Officials in charge of the bodies say that they have yet to hear from the authorities what to do with them.
"We are awaiting instructions from the state as well as the central government," said Bhushan Gangrani, a senior government official in Maharashtra state - of which Mumbai (Bombay) is the capital.
TEN NAMED GUNMEN
Nasir, alias Abu Umar (Nariman House)
Abu Ali (Taj Palace)
Soheb (Taj Palace)
Fahad Ullah (Oberoi)
Mohammed Ajmal Amir Qasab(survived)
Bada Abdul Rehaman (above left, Taj Palace)
Abdul Rehaman Chota (above right, Oberoi)
Ismal Khan (CST station)
Babar Imaran (Nariman House)
Nazir, alias Abu Omer (Taj Palace)
The question of what should be done with the dead militants arose soon after the dust settled following November's attacks, in which more than 170 people died, including the nine gunmen.
It is now beginning to haunt the central government, because Pakistan flatly refused to take them despite India's argument that they should go back to the country from which they originated.
The bigger setback for the government came from Indian Muslims when they said they would not allow the bodies of the militants to be buried in their cemeteries.
It has now been been eight months since the bodies were first taken to the mortuary of a local government hospital. And still there are no signs of any takers.
Muslim community leaders insist that the militants cannot be called Muslims because they have brought disrepute to Islam by killing innocent civilians.

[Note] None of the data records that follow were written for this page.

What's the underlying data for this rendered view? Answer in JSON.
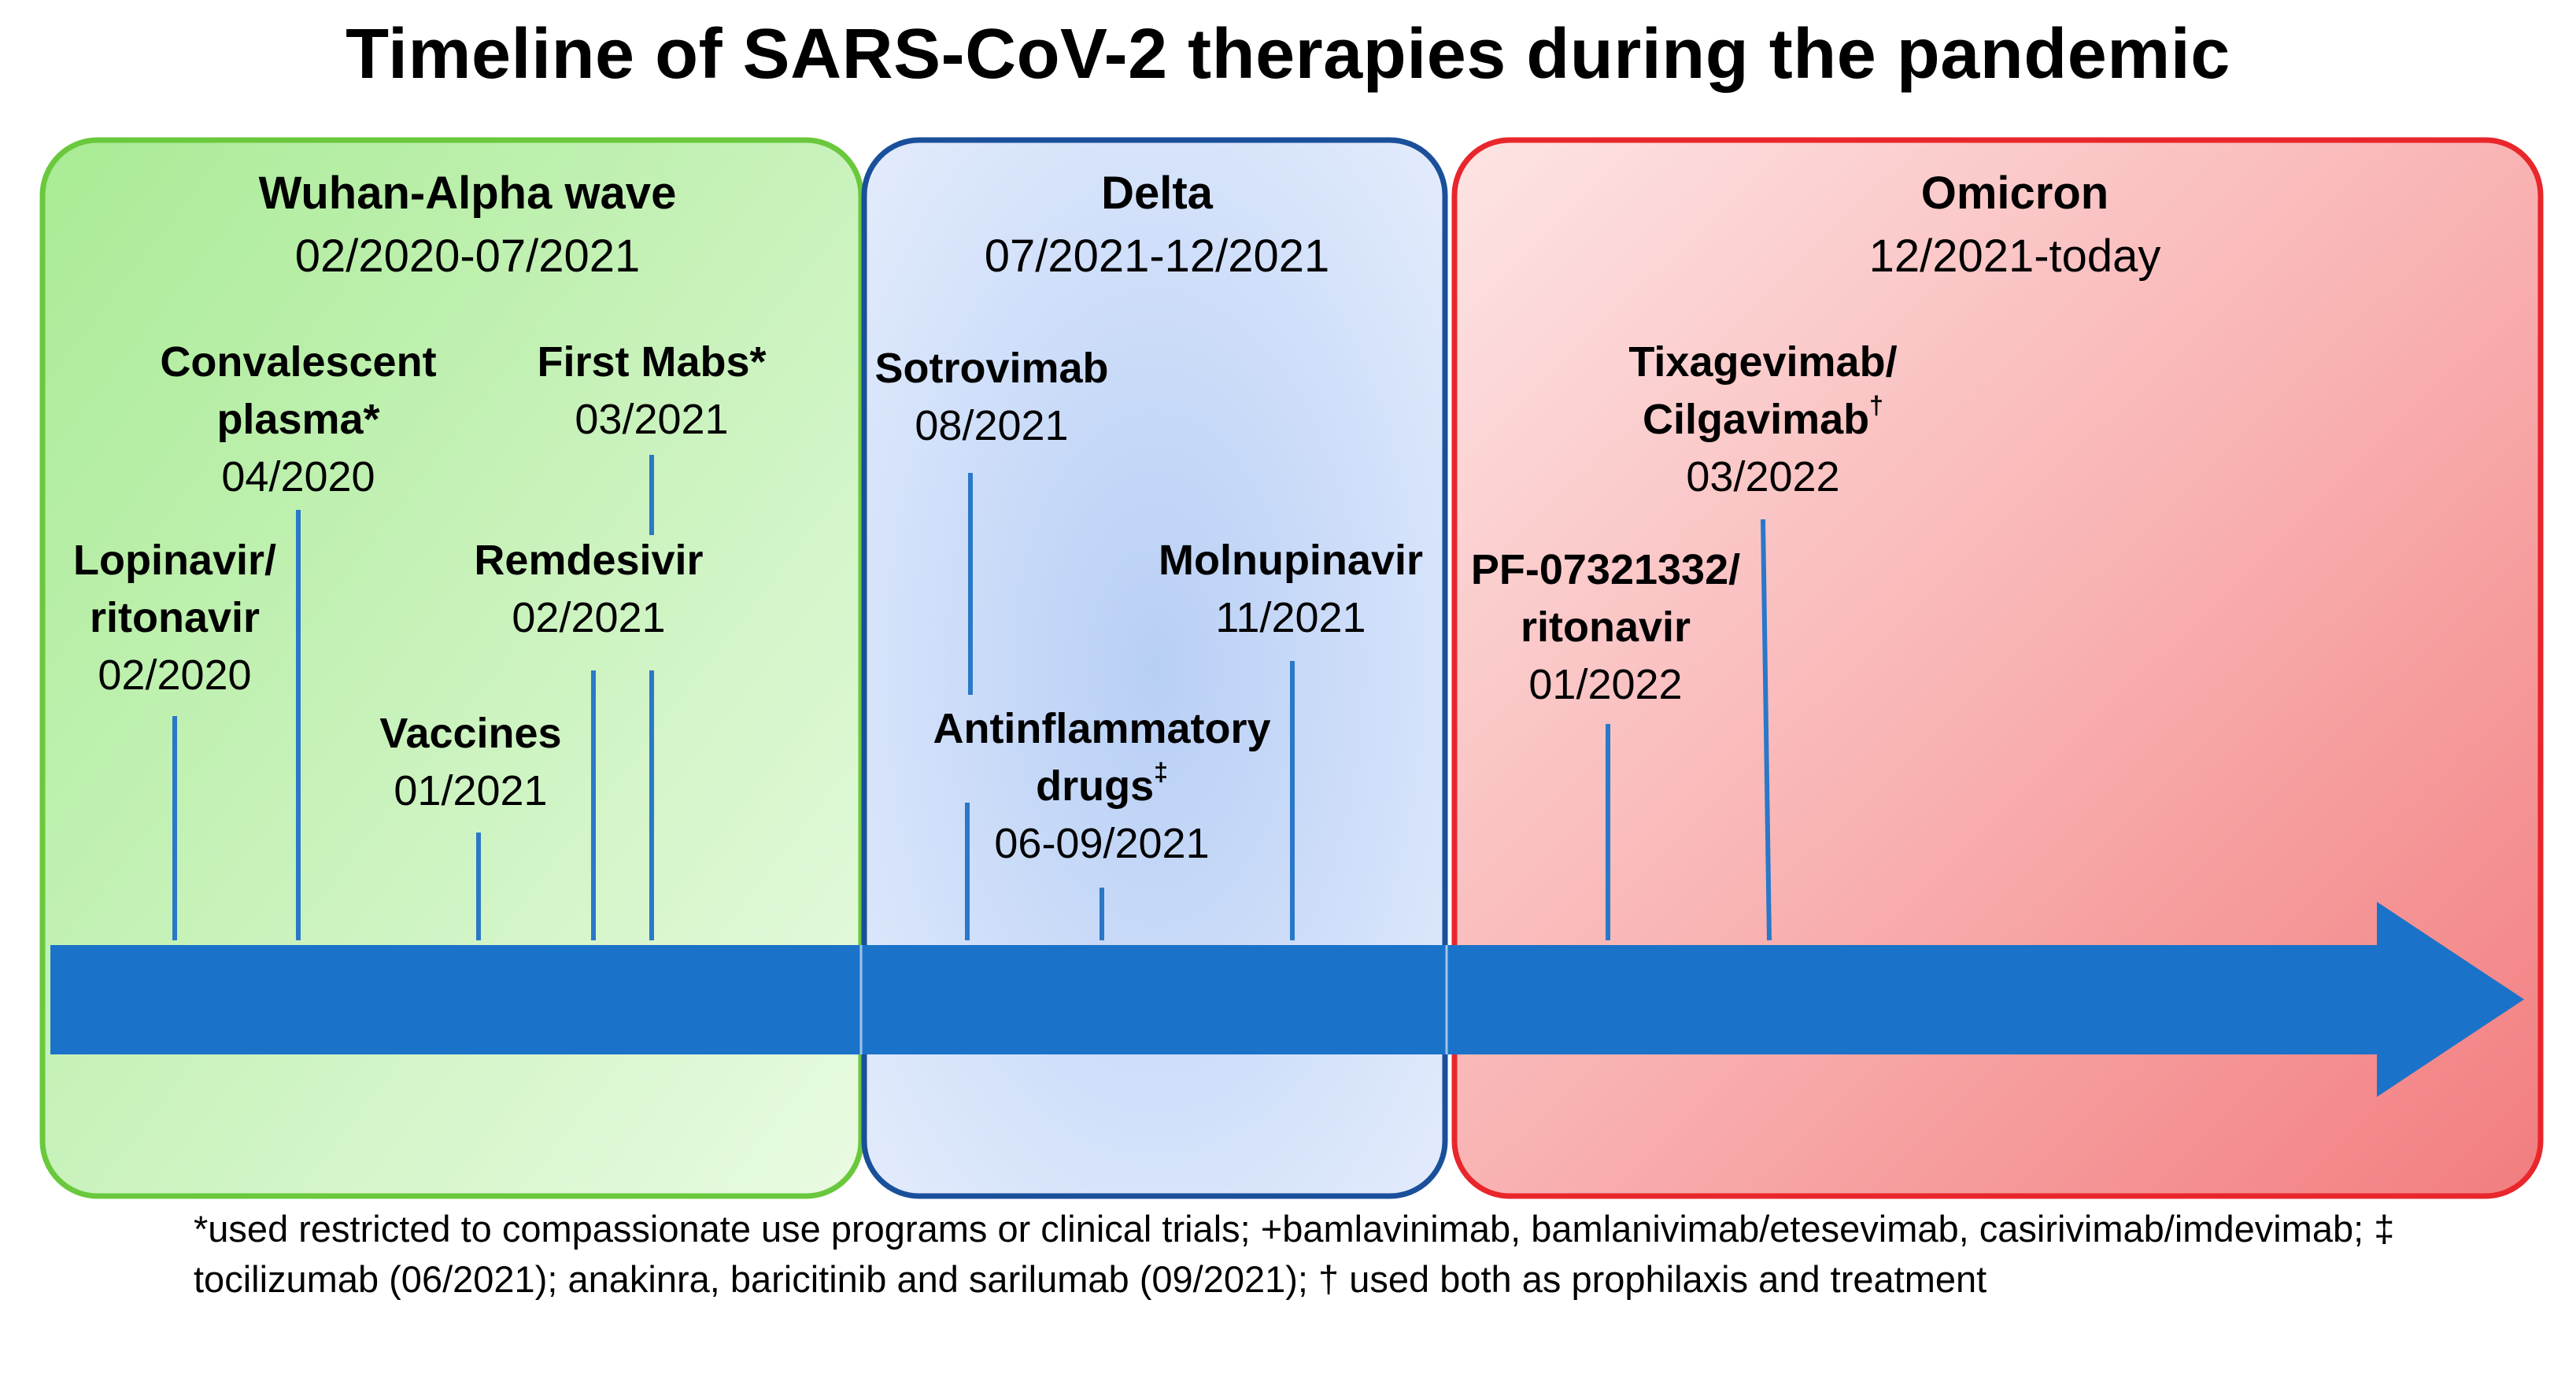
{
  "title": "Timeline of SARS-CoV-2 therapies during the pandemic",
  "colors": {
    "arrow": "#1a73c8",
    "tick": "#2a78c8",
    "green_border": "#6ac83c",
    "blue_border": "#1a4f9a",
    "red_border": "#e8262b"
  },
  "panels": [
    {
      "name": "Wuhan-Alpha wave",
      "range": "02/2020-07/2021"
    },
    {
      "name": "Delta",
      "range": "07/2021-12/2021"
    },
    {
      "name": "Omicron",
      "range": "12/2021-today"
    }
  ],
  "therapies": [
    {
      "name": "Lopinavir/\nritonavir",
      "mark": "",
      "date": "02/2020"
    },
    {
      "name": "Convalescent\nplasma*",
      "mark": "",
      "date": "04/2020"
    },
    {
      "name": "Vaccines",
      "mark": "",
      "date": "01/2021"
    },
    {
      "name": "Remdesivir",
      "mark": "",
      "date": "02/2021"
    },
    {
      "name": "First Mabs*",
      "mark": "",
      "date": "03/2021"
    },
    {
      "name": "Sotrovimab",
      "mark": "",
      "date": "08/2021"
    },
    {
      "name": "Antinflammatory\ndrugs",
      "mark": "‡",
      "date": "06-09/2021"
    },
    {
      "name": "Molnupinavir",
      "mark": "",
      "date": "11/2021"
    },
    {
      "name": "PF-07321332/\nritonavir",
      "mark": "",
      "date": "01/2022"
    },
    {
      "name": "Tixagevimab/\nCilgavimab",
      "mark": "†",
      "date": "03/2022"
    }
  ],
  "footnote": {
    "text": "*used restricted to compassionate use programs or clinical trials; +bamlavinimab, bamlanivimab/etesevimab, casirivimab/imdevimab; ‡ tocilizumab (06/2021); anakinra, baricitinib and sarilumab (09/2021);  † used both as prophilaxis and treatment"
  }
}
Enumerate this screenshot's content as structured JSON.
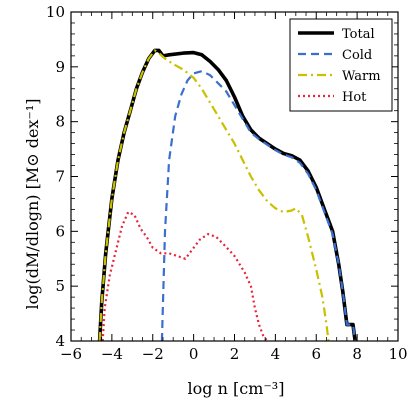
{
  "chart_data": {
    "type": "line",
    "title": "",
    "xlabel": "log n [cm⁻³]",
    "ylabel": "log(dM/dlogn) [M⊙ dex⁻¹]",
    "xlim": [
      -6,
      10
    ],
    "ylim": [
      4,
      10
    ],
    "xticks": [
      -6,
      -4,
      -2,
      0,
      2,
      4,
      6,
      8,
      10
    ],
    "yticks": [
      4,
      5,
      6,
      7,
      8,
      9,
      10
    ],
    "xtick_labels": [
      "−6",
      "−4",
      "−2",
      "0",
      "2",
      "4",
      "6",
      "8",
      "10"
    ],
    "ytick_labels": [
      "4",
      "5",
      "6",
      "7",
      "8",
      "9",
      "10"
    ],
    "grid": false,
    "legend_position": "top-right",
    "series": [
      {
        "name": "Total",
        "color": "#000000",
        "style": "solid",
        "points": [
          [
            -4.6,
            4.0
          ],
          [
            -4.5,
            4.7
          ],
          [
            -4.3,
            5.6
          ],
          [
            -4.0,
            6.6
          ],
          [
            -3.7,
            7.3
          ],
          [
            -3.4,
            7.8
          ],
          [
            -3.1,
            8.2
          ],
          [
            -2.8,
            8.6
          ],
          [
            -2.5,
            8.9
          ],
          [
            -2.2,
            9.15
          ],
          [
            -1.9,
            9.3
          ],
          [
            -1.7,
            9.3
          ],
          [
            -1.5,
            9.2
          ],
          [
            -1.2,
            9.22
          ],
          [
            -0.5,
            9.25
          ],
          [
            0.0,
            9.26
          ],
          [
            0.4,
            9.22
          ],
          [
            0.8,
            9.1
          ],
          [
            1.2,
            8.95
          ],
          [
            1.6,
            8.75
          ],
          [
            2.0,
            8.45
          ],
          [
            2.4,
            8.1
          ],
          [
            2.8,
            7.85
          ],
          [
            3.2,
            7.7
          ],
          [
            3.6,
            7.6
          ],
          [
            4.0,
            7.5
          ],
          [
            4.4,
            7.42
          ],
          [
            4.8,
            7.38
          ],
          [
            5.2,
            7.3
          ],
          [
            5.6,
            7.1
          ],
          [
            6.0,
            6.8
          ],
          [
            6.4,
            6.4
          ],
          [
            6.8,
            6.0
          ],
          [
            7.1,
            5.4
          ],
          [
            7.3,
            4.9
          ],
          [
            7.5,
            4.3
          ],
          [
            7.8,
            4.3
          ],
          [
            7.9,
            4.0
          ]
        ]
      },
      {
        "name": "Cold",
        "color": "#3b6fcf",
        "style": "dashed",
        "points": [
          [
            -1.55,
            4.0
          ],
          [
            -1.4,
            6.0
          ],
          [
            -1.2,
            7.3
          ],
          [
            -0.9,
            8.1
          ],
          [
            -0.6,
            8.5
          ],
          [
            -0.3,
            8.75
          ],
          [
            0.0,
            8.88
          ],
          [
            0.4,
            8.92
          ],
          [
            0.8,
            8.85
          ],
          [
            1.2,
            8.7
          ],
          [
            1.6,
            8.55
          ],
          [
            2.0,
            8.3
          ],
          [
            2.4,
            8.05
          ],
          [
            2.8,
            7.8
          ],
          [
            3.2,
            7.68
          ],
          [
            3.6,
            7.58
          ],
          [
            4.0,
            7.48
          ],
          [
            4.4,
            7.4
          ],
          [
            4.8,
            7.35
          ],
          [
            5.2,
            7.25
          ],
          [
            5.6,
            7.05
          ],
          [
            6.0,
            6.75
          ],
          [
            6.4,
            6.35
          ],
          [
            6.8,
            5.95
          ],
          [
            7.1,
            5.4
          ],
          [
            7.3,
            4.9
          ],
          [
            7.5,
            4.3
          ],
          [
            7.8,
            4.3
          ],
          [
            7.9,
            4.0
          ]
        ]
      },
      {
        "name": "Warm",
        "color": "#c9c000",
        "style": "dashdot",
        "points": [
          [
            -4.6,
            4.0
          ],
          [
            -4.5,
            4.7
          ],
          [
            -4.3,
            5.6
          ],
          [
            -4.0,
            6.6
          ],
          [
            -3.7,
            7.3
          ],
          [
            -3.4,
            7.8
          ],
          [
            -3.1,
            8.2
          ],
          [
            -2.8,
            8.6
          ],
          [
            -2.5,
            8.9
          ],
          [
            -2.2,
            9.15
          ],
          [
            -1.9,
            9.3
          ],
          [
            -1.7,
            9.25
          ],
          [
            -1.4,
            9.15
          ],
          [
            -1.0,
            9.05
          ],
          [
            -0.5,
            8.95
          ],
          [
            0.0,
            8.8
          ],
          [
            0.4,
            8.6
          ],
          [
            0.8,
            8.35
          ],
          [
            1.2,
            8.1
          ],
          [
            1.6,
            7.85
          ],
          [
            2.0,
            7.6
          ],
          [
            2.4,
            7.3
          ],
          [
            2.8,
            7.0
          ],
          [
            3.2,
            6.75
          ],
          [
            3.6,
            6.55
          ],
          [
            4.0,
            6.42
          ],
          [
            4.4,
            6.35
          ],
          [
            4.8,
            6.38
          ],
          [
            5.0,
            6.42
          ],
          [
            5.3,
            6.3
          ],
          [
            5.6,
            5.9
          ],
          [
            6.0,
            5.3
          ],
          [
            6.3,
            4.8
          ],
          [
            6.5,
            4.3
          ],
          [
            6.6,
            4.0
          ]
        ]
      },
      {
        "name": "Hot",
        "color": "#e8233a",
        "style": "dotted",
        "points": [
          [
            -4.45,
            4.0
          ],
          [
            -4.35,
            4.6
          ],
          [
            -4.1,
            5.2
          ],
          [
            -3.9,
            5.5
          ],
          [
            -3.7,
            5.8
          ],
          [
            -3.5,
            6.1
          ],
          [
            -3.2,
            6.35
          ],
          [
            -2.9,
            6.3
          ],
          [
            -2.6,
            6.05
          ],
          [
            -2.3,
            5.9
          ],
          [
            -2.0,
            5.7
          ],
          [
            -1.6,
            5.6
          ],
          [
            -1.2,
            5.6
          ],
          [
            -0.8,
            5.55
          ],
          [
            -0.4,
            5.5
          ],
          [
            -0.1,
            5.65
          ],
          [
            0.3,
            5.85
          ],
          [
            0.7,
            5.95
          ],
          [
            1.1,
            5.9
          ],
          [
            1.5,
            5.75
          ],
          [
            2.0,
            5.55
          ],
          [
            2.5,
            5.25
          ],
          [
            2.8,
            5.0
          ],
          [
            3.0,
            4.6
          ],
          [
            3.2,
            4.3
          ],
          [
            3.4,
            4.1
          ],
          [
            3.6,
            4.0
          ]
        ]
      }
    ]
  }
}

Ibrahim Tai, the president of the Muslim Council Trust which looks after the social and religious affairs of Indian Muslims, told the BBC that his community's stand in November was not to allow the bodies to be buried in Muslim burial grounds and that stand has not changed.
"These dead militants were involved in a bloodbath," he said, "they killed innocent people. There's no place for them in our cemeteries."
Instead Mr Tai urged Pakistan to take the bodies and "bury them in their homeland".
This appears to be one of the rarest occasions when Indian Muslims have openly defied "Islamic terrorism".
While the bodies have been embalmed there are also worries about their long-term condition. Officials warn that they will start to decompose in a few months.
A suggestion from some quarters, to donate them to medical colleges, has been rejected by the government.